Audit USAID…Then Shut it Down!
by Ron Paul | Feb 3, 2025

As of this writing, when you attempt to access the US Agency for International Development (USAID) website or social media pages you are informed that, “This site can’t be reached.” The media reports that the new Trump Administration has not only frozen USAID activities but may be planning on bringing it back under control of the US State Department. Other reports, including statements by Elon Musk, suggest that it will be closed completely.

If true, the closing of USAID may be one of the most significant changes President Trump has made among many dramatic actions in his first couple of weeks in office. Many Americans may still have the idea that USAID is a government agency delivering relief at disaster sites overseas. They may still remember the bags of rice or grain with the USAID logo on them. But that is not USAID.

USAID is a key component of the US government’s “regime change” operations worldwide. USAID spends billions of dollars every year propping up “NGOs” overseas that function as shadow governments, eating away at elected governments that the US interventionists want to overthrow. Behind most US foreign policy disasters overseas you will see the fingerprints of USAID. From Ukraine to Georgia and far beyond, USAID is meddling in the internal affairs of foreign countries – something that would infuriate Americans if it was happening to us.

When President Trump ordered a 90 day pause in USAID activities, we quickly learned just how pernicious the agency really is. The US media reported that Ukrainian press outlets were scrambling to keep their doors open when the US dollars stopped flowing. It is reported that 90 percent of the media outlets are funded by the US government!

This means that there is virtually no independent media in Ukraine, only fake news outlets willing to toe the US Administration’s propaganda line. Does anyone think these wholly US-funded “news” outlets would ever publish a story that the US government did not want published?
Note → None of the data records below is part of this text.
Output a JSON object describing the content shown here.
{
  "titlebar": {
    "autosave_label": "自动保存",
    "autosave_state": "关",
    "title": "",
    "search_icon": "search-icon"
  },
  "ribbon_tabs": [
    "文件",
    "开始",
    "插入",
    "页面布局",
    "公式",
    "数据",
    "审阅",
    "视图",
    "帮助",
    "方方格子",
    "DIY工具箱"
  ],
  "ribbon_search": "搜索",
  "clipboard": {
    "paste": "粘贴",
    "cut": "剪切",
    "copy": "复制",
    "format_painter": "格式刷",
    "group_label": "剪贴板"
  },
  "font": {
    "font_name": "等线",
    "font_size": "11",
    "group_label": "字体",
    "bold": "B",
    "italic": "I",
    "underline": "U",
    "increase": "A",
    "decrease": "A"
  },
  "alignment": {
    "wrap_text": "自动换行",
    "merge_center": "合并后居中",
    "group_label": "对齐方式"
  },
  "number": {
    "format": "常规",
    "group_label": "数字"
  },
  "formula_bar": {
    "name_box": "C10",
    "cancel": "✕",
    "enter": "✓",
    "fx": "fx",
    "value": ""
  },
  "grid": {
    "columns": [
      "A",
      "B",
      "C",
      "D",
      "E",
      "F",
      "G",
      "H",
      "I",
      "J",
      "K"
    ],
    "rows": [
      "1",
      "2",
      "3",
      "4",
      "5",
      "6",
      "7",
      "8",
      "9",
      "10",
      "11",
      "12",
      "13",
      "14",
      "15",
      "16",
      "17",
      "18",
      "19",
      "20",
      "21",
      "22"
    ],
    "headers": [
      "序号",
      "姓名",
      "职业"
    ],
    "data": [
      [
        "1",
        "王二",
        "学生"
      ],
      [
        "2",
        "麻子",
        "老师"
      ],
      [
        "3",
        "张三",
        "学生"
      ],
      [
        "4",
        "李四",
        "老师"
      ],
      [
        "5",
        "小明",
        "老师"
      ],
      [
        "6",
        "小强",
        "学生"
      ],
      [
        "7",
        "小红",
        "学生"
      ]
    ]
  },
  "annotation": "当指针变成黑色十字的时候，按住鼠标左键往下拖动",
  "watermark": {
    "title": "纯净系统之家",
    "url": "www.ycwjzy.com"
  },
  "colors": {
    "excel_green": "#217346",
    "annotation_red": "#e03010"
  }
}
This is plainly immoral, but it is also dangerous. Most US mainstream media stories about Ukraine have their origins in the “reporting” of the local media. From battlefield news to casualties to the state of the Ukrainian military, the “news” from Ukraine is being written by US government-backed media outlets and then picked up by US and other western media. It is a closed propaganda loop that not only propagandizes the US citizen but also feeds false information into US government outlets – such as Congress – that rely on mainstream US media reporting for their news on Ukraine.

No wonder so many in Washington continue to support this hopeless war!

But USAID is not just in the business of disinformation. Elon Musk recently re-posted a New York Post article on X reporting that USAID funneled $53 million to EcoHealth Alliance to support gain-of-function research on coronaviruses at the Wuhan lab! Did USAID help fund COVID? Americans have a right to know.

In natural catastrophes overseas Americans have shown themselves to be extremely generous. Private volunteer assistance organizations can more effectively assist victims of disasters worldwide.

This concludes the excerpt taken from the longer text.